In this paper, a single-quartz-enhanced photoacoustic-photothermal dual spectroscopy sensor based on a spherical acoustic resonator (SAR) is reported for the first time. The dual spectroscopy of quartz-enhanced photoacoustic spectroscopy (QEPAS) and quartz-enhanced photothermal spectroscopy (QEPTS), utilizing a single quartz tuning fork (QTF), eliminates the frequency mismatch issue that occurs when multiple QTFs are used. The dual spectroscopy model was constructed using the finite element method, which provides numerical simulation support for subsequent experiments. The first-order radial resonant frequency of the SAR was designed to match the resonant frequency (f0) of the QTF for resonance enhancement, and the radius of the SAR was determined as 27.48 mm from both theoretical and simulation analyses. A self-designed T-head QTF was utilized as the detector in this dual spectroscopy sensor. The performance of the dual spectroscopy sensor was verified by selecting acetylene (C2H2) as the target gas.

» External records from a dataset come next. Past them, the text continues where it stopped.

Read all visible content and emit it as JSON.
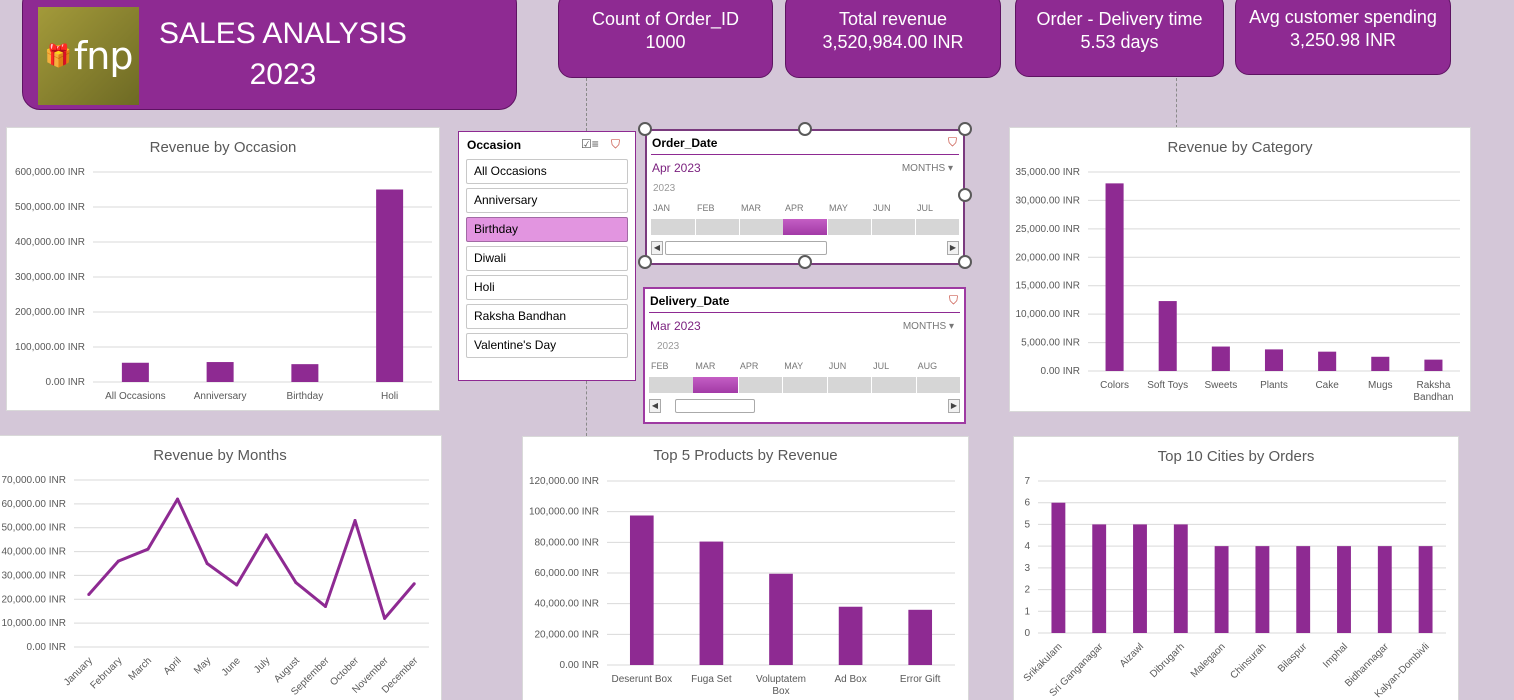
{
  "header": {
    "logo_text": "fnp",
    "title_line1": "SALES ANALYSIS",
    "title_line2": "2023"
  },
  "kpis": [
    {
      "label": "Count of Order_ID",
      "value": "1000"
    },
    {
      "label": "Total revenue",
      "value": "3,520,984.00 INR"
    },
    {
      "label": "Order - Delivery time",
      "value": "5.53 days"
    },
    {
      "label": "Avg customer spending",
      "value": "3,250.98 INR"
    }
  ],
  "occasion_slicer": {
    "header": "Occasion",
    "items": [
      "All Occasions",
      "Anniversary",
      "Birthday",
      "Diwali",
      "Holi",
      "Raksha Bandhan",
      "Valentine's Day"
    ],
    "selected": "Birthday"
  },
  "timeline_order": {
    "header": "Order_Date",
    "period": "Apr 2023",
    "level": "MONTHS",
    "year": "2023",
    "months": [
      "JAN",
      "FEB",
      "MAR",
      "APR",
      "MAY",
      "JUN",
      "JUL"
    ],
    "selected_index": 3
  },
  "timeline_delivery": {
    "header": "Delivery_Date",
    "period": "Mar 2023",
    "level": "MONTHS",
    "year": "2023",
    "months": [
      "FEB",
      "MAR",
      "APR",
      "MAY",
      "JUN",
      "JUL",
      "AUG"
    ],
    "selected_index": 1
  },
  "colors": {
    "accent": "#8e2a92",
    "background": "#d4c7d8",
    "grid": "#d9d9d9"
  },
  "chart_data": [
    {
      "id": "occasion",
      "type": "bar",
      "title": "Revenue by Occasion",
      "categories": [
        "All Occasions",
        "Anniversary",
        "Birthday",
        "Holi"
      ],
      "values": [
        55000,
        57000,
        51000,
        550000
      ],
      "ylim": [
        0,
        600000
      ],
      "yticks": [
        0,
        100000,
        200000,
        300000,
        400000,
        500000,
        600000
      ],
      "ytick_labels": [
        "0.00 INR",
        "100,000.00 INR",
        "200,000.00 INR",
        "300,000.00 INR",
        "400,000.00 INR",
        "500,000.00 INR",
        "600,000.00 INR"
      ]
    },
    {
      "id": "category",
      "type": "bar",
      "title": "Revenue by Category",
      "categories": [
        "Colors",
        "Soft Toys",
        "Sweets",
        "Plants",
        "Cake",
        "Mugs",
        "Raksha Bandhan"
      ],
      "values": [
        33000,
        12300,
        4300,
        3800,
        3400,
        2500,
        2000
      ],
      "ylim": [
        0,
        35000
      ],
      "yticks": [
        0,
        5000,
        10000,
        15000,
        20000,
        25000,
        30000,
        35000
      ],
      "ytick_labels": [
        "0.00 INR",
        "5,000.00 INR",
        "10,000.00 INR",
        "15,000.00 INR",
        "20,000.00 INR",
        "25,000.00 INR",
        "30,000.00 INR",
        "35,000.00 INR"
      ]
    },
    {
      "id": "months",
      "type": "line",
      "title": "Revenue by Months",
      "categories": [
        "January",
        "February",
        "March",
        "April",
        "May",
        "June",
        "July",
        "August",
        "September",
        "October",
        "November",
        "December"
      ],
      "values": [
        22000,
        36000,
        41000,
        62000,
        35000,
        26000,
        47000,
        27000,
        17000,
        53000,
        12000,
        26500
      ],
      "ylim": [
        0,
        70000
      ],
      "yticks": [
        0,
        10000,
        20000,
        30000,
        40000,
        50000,
        60000,
        70000
      ],
      "ytick_labels": [
        "0.00 INR",
        "10,000.00 INR",
        "20,000.00 INR",
        "30,000.00 INR",
        "40,000.00 INR",
        "50,000.00 INR",
        "60,000.00 INR",
        "70,000.00 INR"
      ]
    },
    {
      "id": "products",
      "type": "bar",
      "title": "Top 5 Products by Revenue",
      "categories": [
        "Deserunt Box",
        "Fuga Set",
        "Voluptatem Box",
        "Ad Box",
        "Error Gift"
      ],
      "values": [
        97500,
        80500,
        59500,
        38000,
        36000
      ],
      "ylim": [
        0,
        120000
      ],
      "yticks": [
        0,
        20000,
        40000,
        60000,
        80000,
        100000,
        120000
      ],
      "ytick_labels": [
        "0.00 INR",
        "20,000.00 INR",
        "40,000.00 INR",
        "60,000.00 INR",
        "80,000.00 INR",
        "100,000.00 INR",
        "120,000.00 INR"
      ]
    },
    {
      "id": "cities",
      "type": "bar",
      "title": "Top 10 Cities by Orders",
      "categories": [
        "Srikakulam",
        "Sri Ganganagar",
        "Aizawl",
        "Dibrugarh",
        "Malegaon",
        "Chinsurah",
        "Bilaspur",
        "Imphal",
        "Bidhannagar",
        "Kalyan-Dombivli"
      ],
      "values": [
        6,
        5,
        5,
        5,
        4,
        4,
        4,
        4,
        4,
        4
      ],
      "ylim": [
        0,
        7
      ],
      "yticks": [
        0,
        1,
        2,
        3,
        4,
        5,
        6,
        7
      ],
      "ytick_labels": [
        "0",
        "1",
        "2",
        "3",
        "4",
        "5",
        "6",
        "7"
      ]
    }
  ]
}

Compared to the SAR-free single-quartz-enhanced photoacoustic-photothermal dual spectroscopy and the traditional QEPAS, the SAR-based single-quartz-enhanced photoacoustic-photothermal dual spectroscopy demonstrated 5.24-fold and 26.94-fold improvements in signal level, respectively. Allan deviation analysis revealed that the sensor's minimum detection limit (MDL) could reach 70.75 ppb with an average time of 500 s.